At the beginning of the month, Lionsgate released Wonder, a film about a ten-year-old boy with mandibulofacial dysostosis, a severe form of facial deformity. In spite of the tricky subject matter, the film went on to gross $110 million in the US alone. However, it does star Julia Roberts and Owen Wilson and the boy is played by Jacob Tremblay, who underwent extensive prosthetic makeup for the role. You will find it harder to catch Sanctuary at a cinema near you, in spite of the fact that it’s just won the top prize at the Dublin Film Critics’ Circle Awards. The lead character in Sanctuary, which marks the directorial debut of Len Collin, features a young Irish man with Down’s syndrome. In this instance the character is played by a young Irish man with Down’s syndrome. Kieran Coppinger created the part on stage as part of the Blue Teapot Theatre Company, an initiative which promotes a place in the arts for people with intellectual disabilities. In fact, most of the cast of Sanctuary is intellectually challenged which, if nothing else, guarantees an edge of realism. The screenplay is by Christian O'Reilly, who previously wrote the story Inside I’m Dancing, for a film which starred James McAvoy as a man with Duchenne muscular dystrophy, and the actor faked it very well. Of course, those with Down’s syndrome have popped up in front of the camera before, notably Pascal Duquenne in Jaco Van Dormael's The Eighth Day (1996) and most recently Leon Harrop in TV’s The A Word.

 

It’s hard to judge such a bracingly original film by the parameters of conventional cinema. This predicament is neatly encapsulated when a group of the intellectually challenged are taken on a day trip to the movies. With no idea what they are about to see, they ponder the cinematic possibilities: “I hope it’s not a horror film,” says one, a young woman. What follows is, of sorts, a farce, as Larry (Coppinger) bribes his carer to book him a hotel room so that he can spend some special time with Sophie (Charlene Kelly), an epileptic. This is all highly illegal as the intellectually disabled are, by Irish law, not allowed to enjoy intimacy unless they are married. So, while Tom (Robert Doherty) is organising this unseemly tryst, others in the group wander off into Galway City to do what they like. Here, much humour is mined, but not at the expense of the characters, nor indeed of those bystanders who don’t know what to make of them. Matthew (Paul Connolly) and William (Frank Butcher) decide to visit the pub and after a few drinks, William demands of the barman, “two more pints, please.” To which Matthew adds, “and two more pints for me.”

 

It helps that the performers are familiar with their characters and their lines but there is no attempt at ‘acting’ on their part.

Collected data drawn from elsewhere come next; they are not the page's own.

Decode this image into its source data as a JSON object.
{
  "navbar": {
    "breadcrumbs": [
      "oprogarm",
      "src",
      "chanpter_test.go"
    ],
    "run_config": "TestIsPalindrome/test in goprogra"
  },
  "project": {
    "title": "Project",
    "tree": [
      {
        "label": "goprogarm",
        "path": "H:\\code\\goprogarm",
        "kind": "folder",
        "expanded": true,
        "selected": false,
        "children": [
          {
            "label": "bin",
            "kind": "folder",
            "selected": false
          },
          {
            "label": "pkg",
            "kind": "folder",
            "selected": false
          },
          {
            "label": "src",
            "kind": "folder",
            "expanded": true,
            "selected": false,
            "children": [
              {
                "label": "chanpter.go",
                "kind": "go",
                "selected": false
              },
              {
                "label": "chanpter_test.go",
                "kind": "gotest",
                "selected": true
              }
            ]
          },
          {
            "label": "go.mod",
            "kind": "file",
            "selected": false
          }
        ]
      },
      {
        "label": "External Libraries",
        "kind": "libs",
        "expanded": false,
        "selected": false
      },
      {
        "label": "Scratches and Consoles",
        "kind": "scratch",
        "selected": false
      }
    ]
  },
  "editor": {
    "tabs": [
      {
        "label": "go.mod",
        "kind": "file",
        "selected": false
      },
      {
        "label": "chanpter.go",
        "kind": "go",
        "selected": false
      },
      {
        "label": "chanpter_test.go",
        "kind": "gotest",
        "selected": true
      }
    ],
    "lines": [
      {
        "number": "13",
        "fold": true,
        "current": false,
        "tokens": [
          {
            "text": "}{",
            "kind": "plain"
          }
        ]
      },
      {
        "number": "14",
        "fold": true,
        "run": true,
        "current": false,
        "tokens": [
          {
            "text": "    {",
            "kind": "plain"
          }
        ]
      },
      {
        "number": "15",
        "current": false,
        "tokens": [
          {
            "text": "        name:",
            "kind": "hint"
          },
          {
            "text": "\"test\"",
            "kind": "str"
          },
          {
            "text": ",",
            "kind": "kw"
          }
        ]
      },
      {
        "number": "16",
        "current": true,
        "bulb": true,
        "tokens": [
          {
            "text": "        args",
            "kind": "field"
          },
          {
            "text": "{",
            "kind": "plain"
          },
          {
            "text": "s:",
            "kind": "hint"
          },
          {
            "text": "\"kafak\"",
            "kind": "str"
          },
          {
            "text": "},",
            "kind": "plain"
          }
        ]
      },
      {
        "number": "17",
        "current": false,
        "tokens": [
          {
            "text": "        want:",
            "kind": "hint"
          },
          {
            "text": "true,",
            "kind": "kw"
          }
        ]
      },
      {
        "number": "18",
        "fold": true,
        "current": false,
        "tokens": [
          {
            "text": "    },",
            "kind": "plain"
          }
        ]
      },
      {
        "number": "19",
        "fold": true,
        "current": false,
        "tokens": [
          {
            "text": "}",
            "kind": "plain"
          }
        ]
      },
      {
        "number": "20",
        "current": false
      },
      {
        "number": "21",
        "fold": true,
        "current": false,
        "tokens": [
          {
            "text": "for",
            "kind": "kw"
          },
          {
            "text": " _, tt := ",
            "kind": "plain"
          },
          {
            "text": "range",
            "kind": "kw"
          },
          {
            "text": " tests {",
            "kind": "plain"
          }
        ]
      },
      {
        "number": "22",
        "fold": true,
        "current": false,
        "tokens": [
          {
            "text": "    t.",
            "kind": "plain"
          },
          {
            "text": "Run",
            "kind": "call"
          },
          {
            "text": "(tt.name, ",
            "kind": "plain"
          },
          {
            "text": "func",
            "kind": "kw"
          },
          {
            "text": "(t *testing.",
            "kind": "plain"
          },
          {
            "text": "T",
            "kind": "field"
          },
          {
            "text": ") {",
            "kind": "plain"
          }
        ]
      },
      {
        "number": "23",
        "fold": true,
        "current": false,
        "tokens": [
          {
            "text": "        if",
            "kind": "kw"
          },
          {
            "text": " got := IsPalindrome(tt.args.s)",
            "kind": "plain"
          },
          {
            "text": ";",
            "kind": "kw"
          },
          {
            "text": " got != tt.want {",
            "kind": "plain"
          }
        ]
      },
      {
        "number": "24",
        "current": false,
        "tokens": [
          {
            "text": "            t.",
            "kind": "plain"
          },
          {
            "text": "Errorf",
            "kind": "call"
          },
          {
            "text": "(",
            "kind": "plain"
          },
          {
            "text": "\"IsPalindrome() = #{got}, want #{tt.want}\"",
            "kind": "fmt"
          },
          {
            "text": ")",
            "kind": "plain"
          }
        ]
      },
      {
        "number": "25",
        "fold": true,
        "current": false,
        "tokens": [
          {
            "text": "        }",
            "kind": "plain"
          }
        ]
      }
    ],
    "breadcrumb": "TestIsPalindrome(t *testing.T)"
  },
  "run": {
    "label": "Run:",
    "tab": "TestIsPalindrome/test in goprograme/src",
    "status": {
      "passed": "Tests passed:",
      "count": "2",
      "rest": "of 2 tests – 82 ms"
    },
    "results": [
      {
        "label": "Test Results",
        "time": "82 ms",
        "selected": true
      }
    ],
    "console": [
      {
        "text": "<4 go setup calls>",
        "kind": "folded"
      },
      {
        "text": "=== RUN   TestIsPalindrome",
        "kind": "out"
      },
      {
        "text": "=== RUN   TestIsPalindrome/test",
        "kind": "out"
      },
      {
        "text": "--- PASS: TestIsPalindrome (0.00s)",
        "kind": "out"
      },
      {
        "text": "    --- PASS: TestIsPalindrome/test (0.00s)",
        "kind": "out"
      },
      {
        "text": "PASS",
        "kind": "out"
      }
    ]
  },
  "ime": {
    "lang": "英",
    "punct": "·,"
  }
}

These are wise beings trapped in bodies that don’t conform to the norm, but there’s still room for humour, irony and, indeed, romance. And the director Len Collin exhibits a savvy understatement in his design. Even his choice of music hits home, such as the use of ‘Love Machine,’ made famous by Girls Aloud, whose lyrics could have been written for the film: “Nobody's perfect/We all gotta work it/But fellas, we're worth it.”

 

JAMES CAMERON-WILSON

 

Cast: Kieran Coppinger, Charlene Kelly, Robert Doherty, Frank Butcher, Paul Connolly, Patrick Becker, Valerie Egan, Karen Murphy, Tara Breathnach.

 

Dir Len Collin, Pro Edwina Forkin, Screenplay Christian O'Reilly, Ph Russell Gleeson, Pro Des Eleanor Wood, Ed Julian Ulrichs, Music Joseph Conlan, Costumes Sonja Mohlich.

 

Bord Scannan na hEireann/Irish Film Board/Broadcasting Authority of Ireland/ Zanzibar Films-Guerilla Films.

89 mins. Ireland. 2016. Rel: 29 December 2017. Cert. 15.